Het betrof en betreft de vreemdeling van twaalf jaar of jonger, die in Nederland is geboren en naar het oordeel van de minister van Veiligheid en Justitie feitelijk is blijven behoren tot het gezin van een ouder die:

  • 1°. sedert het moment van geboorte van de vreemdeling rechtmatig verblijf in Nederland heeft op grond van artikel 8, onder a tot en met e, dan wel l, van de Wet of als Nederlander, of

  • 2°. op het moment van de geboorte van de vreemdeling rechtmatig verblijf in Nederland had op grond van artikel 8, onder f tot en met k, van de Vw2000 en die sedertdien aansluitend rechtmatig verblijf op grond van artikel 8, onder a tot en met e, dan wel l, van de Vw2000 heeft, voor zover geen van beiden het hoofdverblijf buiten Nederland heeft verplaatst (onder b).

Tevens betrof en betreft het de vreemdeling die in Nederland verblijft op grond van een geprivilegieerde status als gezinslid van een in Nederland geaccrediteerd personeelslid van een buitenlandse diplomatieke of consulaire post die zelf in aanmerking komt voor de verblijfsvergunning voor onbepaalde tijd (onder c).

Voorts de vreemdeling die ten minste zeven jaren werkzaam is of is geweest op een Nederlands zeeschip of een mijnbouwinstallatie op het continentaal plat (onder d) en de vreemdeling die in aanmerking komt voor een verblijfsvergunning op grond van Besluit 1/80 van de Associatieraad EEG-Turkije betreffende de ontwikkeling van de Associatie of van wie uitzetting in strijd zou zijn met de op 12 september 1963 te Ankara gesloten Overeenkomst waarbij een associatie tot stand wordt gebracht tussen de Europese Economische Gemeenschap en Turkije (Trb. 1964, 217), het op 23 november 1970 te Brussel tot stand gekomen Aanvullend Protocol bij die overeenkomst (Trb. 1971, 70) of dat Besluit nr. 1/80 (onder e).

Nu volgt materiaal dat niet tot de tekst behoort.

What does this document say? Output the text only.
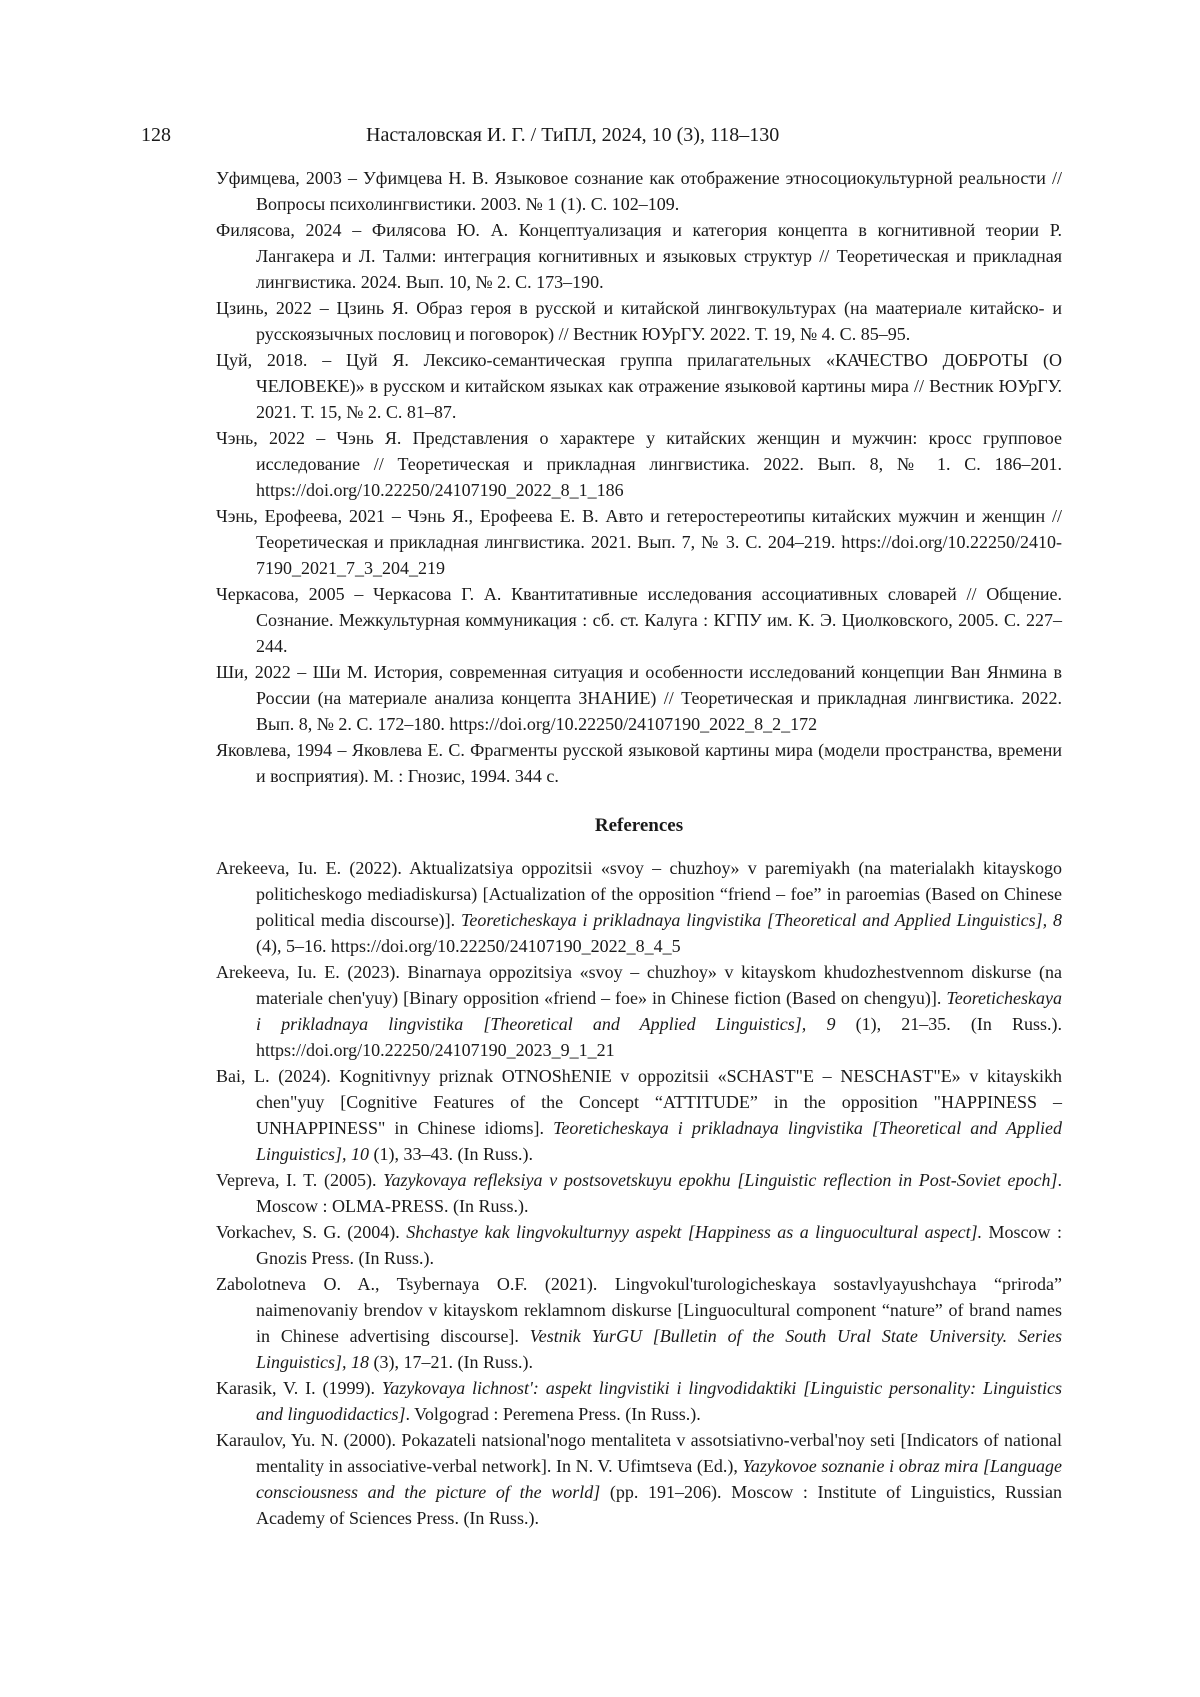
128	Насталовская И. Г. / ТиПЛ, 2024, 10 (3), 118–130
Уфимцева, 2003 – Уфимцева Н. В. Языковое сознание как отображение этносоциокультурной реальности // Вопросы психолингвистики. 2003. № 1 (1). С. 102–109.
Филясова, 2024 – Филясова Ю. А. Концептуализация и категория концепта в когнитивной теории Р. Лангакера и Л. Талми: интеграция когнитивных и языковых структур // Теоретическая и прикладная лингвистика. 2024. Вып. 10, № 2. С. 173–190.
Цзинь, 2022 – Цзинь Я. Образ героя в русской и китайской лингвокультурах (на маатериале китайско- и русскоязычных пословиц и поговорок) // Вестник ЮУрГУ. 2022. Т. 19, № 4. С. 85–95.
Цуй, 2018. – Цуй Я. Лексико-семантическая группа прилагательных «КАЧЕСТВО ДОБРОТЫ (О ЧЕЛОВЕКЕ)» в русском и китайском языках как отражение языковой картины мира // Вестник ЮУрГУ. 2021. Т. 15, № 2. С. 81–87.
Чэнь, 2022 – Чэнь Я. Представления о характере у китайских женщин и мужчин: кросс групповое исследование // Теоретическая и прикладная лингвистика. 2022. Вып. 8, № 1. С. 186–201. https://doi.org/10.22250/24107190_2022_8_1_186
Чэнь, Ерофеева, 2021 – Чэнь Я., Ерофеева Е. В. Авто и гетеростереотипы китайских мужчин и женщин // Теоретическая и прикладная лингвистика. 2021. Вып. 7, № 3. С. 204–219. https://doi.org/10.22250/2410-7190_2021_7_3_204_219
Черкасова, 2005 – Черкасова Г. А. Квантитативные исследования ассоциативных словарей // Общение. Сознание. Межкультурная коммуникация : сб. ст. Калуга : КГПУ им. К. Э. Циолковского, 2005. С. 227–244.
Ши, 2022 – Ши М. История, современная ситуация и особенности исследований концепции Ван Янмина в России (на материале анализа концепта ЗНАНИЕ) // Теоретическая и прикладная лингвистика. 2022. Вып. 8, № 2. С. 172–180. https://doi.org/10.22250/24107190_2022_8_2_172
Яковлева, 1994 – Яковлева Е. С. Фрагменты русской языковой картины мира (модели пространства, времени и восприятия). М. : Гнозис, 1994. 344 с.
References
Arekeeva, Iu. E. (2022). Aktualizatsiya oppozitsii «svoy – chuzhoy» v paremiyakh (na materialakh kitayskogo politicheskogo mediadiskursa) [Actualization of the opposition “friend – foe” in paroemias (Based on Chinese political media discourse)]. Teoreticheskaya i prikladnaya lingvistika [Theoretical and Applied Linguistics], 8 (4), 5–16. https://doi.org/10.22250/24107190_2022_8_4_5
Arekeeva, Iu. E. (2023). Binarnaya oppozitsiya «svoy – chuzhoy» v kitayskom khudozhestvennom diskurse (na materiale chen'yuy) [Binary opposition «friend – foe» in Chinese fiction (Based on chengyu)]. Teoreticheskaya i prikladnaya lingvistika [Theoretical and Applied Linguistics], 9 (1), 21–35. (In Russ.). https://doi.org/10.22250/24107190_2023_9_1_21
Bai, L. (2024). Kognitivnyy priznak OTNOShENIE v oppozitsii «SCHAST"E – NESCHAST"E» v kitayskikh chen"yuy [Cognitive Features of the Concept “ATTITUDE” in the opposition "HAPPINESS – UNHAPPINESS" in Chinese idioms]. Teoreticheskaya i prikladnaya lingvistika [Theoretical and Applied Linguistics], 10 (1), 33–43. (In Russ.).
Vepreva, I. T. (2005). Yazykovaya refleksiya v postsovetskuyu epokhu [Linguistic reflection in Post-Soviet epoch]. Moscow : OLMA-PRESS. (In Russ.).
Vorkachev, S. G. (2004). Shchastye kak lingvokulturnyy aspekt [Happiness as a linguocultural aspect]. Moscow : Gnozis Press. (In Russ.).
Zabolotneva O. A., Tsybernaya O.F. (2021). Lingvokul'turologicheskaya sostavlyayushchaya “priroda” naimenovaniy brendov v kitayskom reklamnom diskurse [Linguocultural component “nature” of brand names in Chinese advertising discourse]. Vestnik YurGU [Bulletin of the South Ural State University. Series Linguistics], 18 (3), 17–21. (In Russ.).
Karasik, V. I. (1999). Yazykovaya lichnost': aspekt lingvistiki i lingvodidaktiki [Linguistic personality: Linguistics and linguodidactics]. Volgograd : Peremena Press. (In Russ.).
Karaulov, Yu. N. (2000). Pokazateli natsional'nogo mentaliteta v assotsiativno-verbal'noy seti [Indicators of national mentality in associative-verbal network]. In N. V. Ufimtseva (Ed.), Yazykovoe soznanie i obraz mira [Language consciousness and the picture of the world] (pp. 191–206). Moscow : Institute of Linguistics, Russian Academy of Sciences Press. (In Russ.).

Daarnaast waren en zijn vrijgesteld de vreemdeling die in Nederland verblijft en bij de rechtbank Den Haag een verzoek heeft ingediend tot vaststelling van zijn Nederlanderschap dat naar het oordeel van de minister van Veiligheid en Justitie niet klaarblijkelijk van elke grond ontbloot is (onder g), de vreemdeling die tijdelijke bescherming heeft2 en in aanmerking komt voor de verblijfsvergunning voor bepaalde tijd, bedoeld in artikel 14 van de Vw2000, onder een beperking verband houdend met seizoenarbeid, arbeid in loondienst, arbeid als kennismigrant of arbeid als zelfstandige (onder h) en de vreemdeling die houder is van een verblijfsvergunning voor wetenschappelijk onderzoekers in de zin van de Richtlijn 2005/71/EG, afgegeven door een andere EU-lidstaat, dan wel de echtgenoot, partner of het minderjarig kind is van die houder, tenzij sprake is van gezinsvorming (onder i).

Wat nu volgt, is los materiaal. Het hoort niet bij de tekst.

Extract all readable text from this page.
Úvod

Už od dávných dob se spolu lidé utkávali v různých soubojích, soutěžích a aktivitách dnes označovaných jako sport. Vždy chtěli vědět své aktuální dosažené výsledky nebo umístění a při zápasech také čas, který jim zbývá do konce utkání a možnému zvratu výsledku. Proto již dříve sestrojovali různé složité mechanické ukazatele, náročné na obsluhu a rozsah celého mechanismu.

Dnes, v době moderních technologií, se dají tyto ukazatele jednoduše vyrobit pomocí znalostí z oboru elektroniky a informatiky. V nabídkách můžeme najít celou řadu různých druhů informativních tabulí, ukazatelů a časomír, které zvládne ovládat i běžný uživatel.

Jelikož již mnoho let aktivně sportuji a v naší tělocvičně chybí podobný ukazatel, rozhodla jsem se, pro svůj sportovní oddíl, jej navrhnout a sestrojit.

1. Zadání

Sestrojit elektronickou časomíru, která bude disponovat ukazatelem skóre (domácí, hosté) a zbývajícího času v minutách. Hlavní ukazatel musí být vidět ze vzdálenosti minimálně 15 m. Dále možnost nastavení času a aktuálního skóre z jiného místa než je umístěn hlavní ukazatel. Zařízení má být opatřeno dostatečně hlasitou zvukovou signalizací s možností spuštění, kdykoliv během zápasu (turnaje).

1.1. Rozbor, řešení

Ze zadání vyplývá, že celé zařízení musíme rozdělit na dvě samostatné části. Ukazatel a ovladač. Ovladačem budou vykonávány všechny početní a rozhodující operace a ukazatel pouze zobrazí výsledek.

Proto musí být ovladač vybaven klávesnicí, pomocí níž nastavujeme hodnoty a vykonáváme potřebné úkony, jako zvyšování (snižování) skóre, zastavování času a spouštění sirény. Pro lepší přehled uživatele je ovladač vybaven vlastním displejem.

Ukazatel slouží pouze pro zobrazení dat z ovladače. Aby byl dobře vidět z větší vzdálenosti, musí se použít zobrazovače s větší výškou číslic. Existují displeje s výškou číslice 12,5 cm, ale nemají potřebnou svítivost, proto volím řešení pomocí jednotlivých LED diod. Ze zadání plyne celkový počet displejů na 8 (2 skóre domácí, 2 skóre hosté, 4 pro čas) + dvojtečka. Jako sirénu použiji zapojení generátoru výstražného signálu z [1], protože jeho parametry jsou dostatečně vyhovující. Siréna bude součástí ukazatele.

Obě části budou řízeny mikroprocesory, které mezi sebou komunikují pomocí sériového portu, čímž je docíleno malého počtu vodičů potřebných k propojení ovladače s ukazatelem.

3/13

Tenslotte betrof dan wel betreft het de vreemdeling die minderjarig is, schoolgaand is en drie jaar ononderbroken hoofdverblijf in Nederland heeft en een aanvraag heeft ingediend tot het verlenen van een verblijfsvergunning voor bepaalde tijd als bedoeld in artikel 14 van de Wet, onder een beperking verband houdend met gezinshereniging bij een Nederlander of een hoofdpersoon met rechtmatig verblijf, als bedoeld in artikel 8, onder a tot en met e dan wel l, van de Wet (onder k), alsmede de vreemdeling van wie uitzetting in strijd met artikel 8 van het Verdrag tot bescherming van de rechten van de mens en de fundamentele vrijheden zou zijn (onder l).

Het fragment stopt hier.